There never was a movement which depended more entirely for success on the personal qualifications of its agents. We need not look further than the next street, or the next house, to see how one person differs from another in the faculty of genuine intercourse with children's minds. The smallness of the number of the well-endowed with this power, is the best reason for the large use of books in schools; and Pestalozzi's genius for companionship with inferior minds caused a too exclusive recourse to oral instruction. Thus, when assistants came upon the scene, there was diversity, disagreement, disappointment, and no little disorder. We need not go into the painful story of warring tempers and incompatible interests. The institution declined for some years, and then was broken up--the government of the Canton warning the manager of the concern, who acted in Pestalozzi's name, to leave the country.
It needs no explanation that Pestalozzi was in some respects weak. The failure of all his establishments and his inability to keep out of debt show this. His faculties of imagination and sympathy overpowered the rest of his mind. He early seized a great truth--that of the claim of every human being to the full development of his faculties, whatever they may be; and the concentration of his strongest powers on this great truth made him a social reformer of a high order.
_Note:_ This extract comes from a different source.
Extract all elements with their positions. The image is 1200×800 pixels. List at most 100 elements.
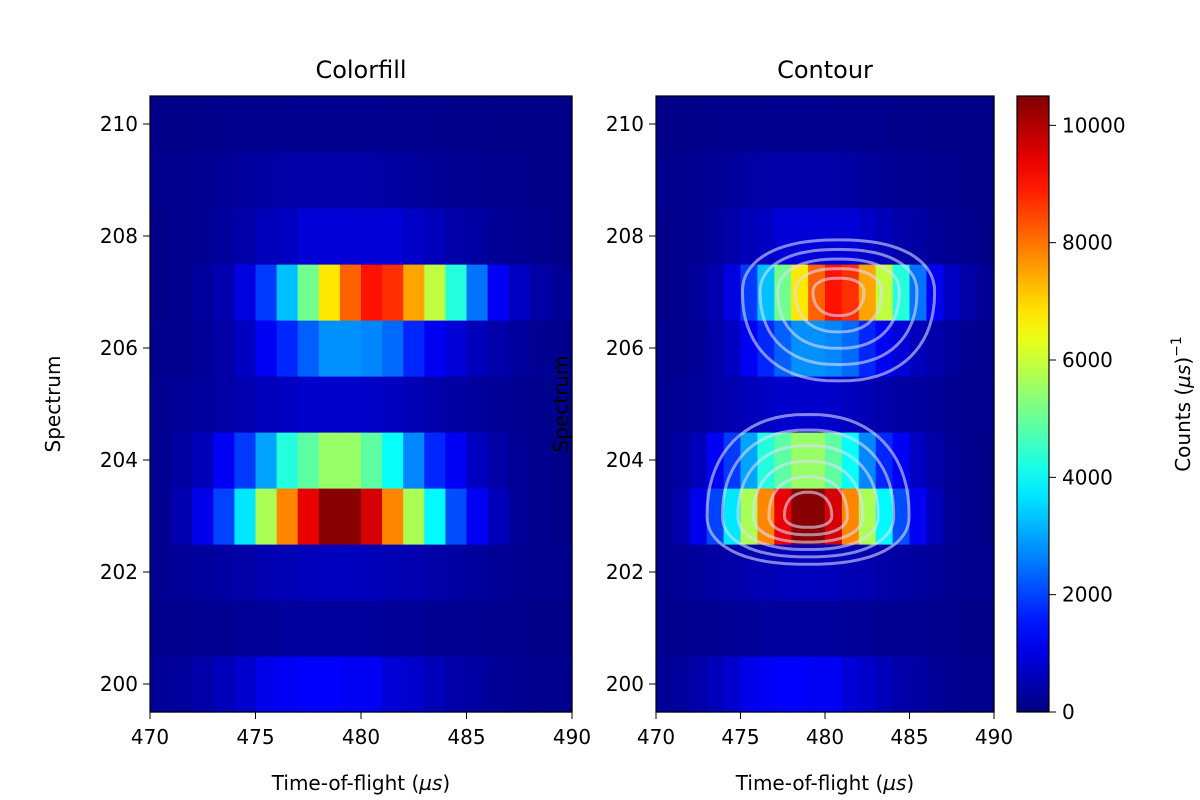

He was not a philosopher; he was not a man of good sense, or temper, or practical ability, generally speaking; though sense, temper, and ability appeared to be all transcendent in the particular direction taken by his genius. Among his inferiors--and particularly friendless children--he was a prophet and apostle; among men he was a child, and sometimes a perverse one.
He died at the age of eighty-one, preserving, in the midst of great pain, his enthusiasm for justice, his special love for children and the poor, and his strong religious sentiment. Two days before his death he spoke long and nobly, while taking leave of his family and his enterprises. His country, and we hope the world, has remembered his good offices to society, and forgiven his foibles.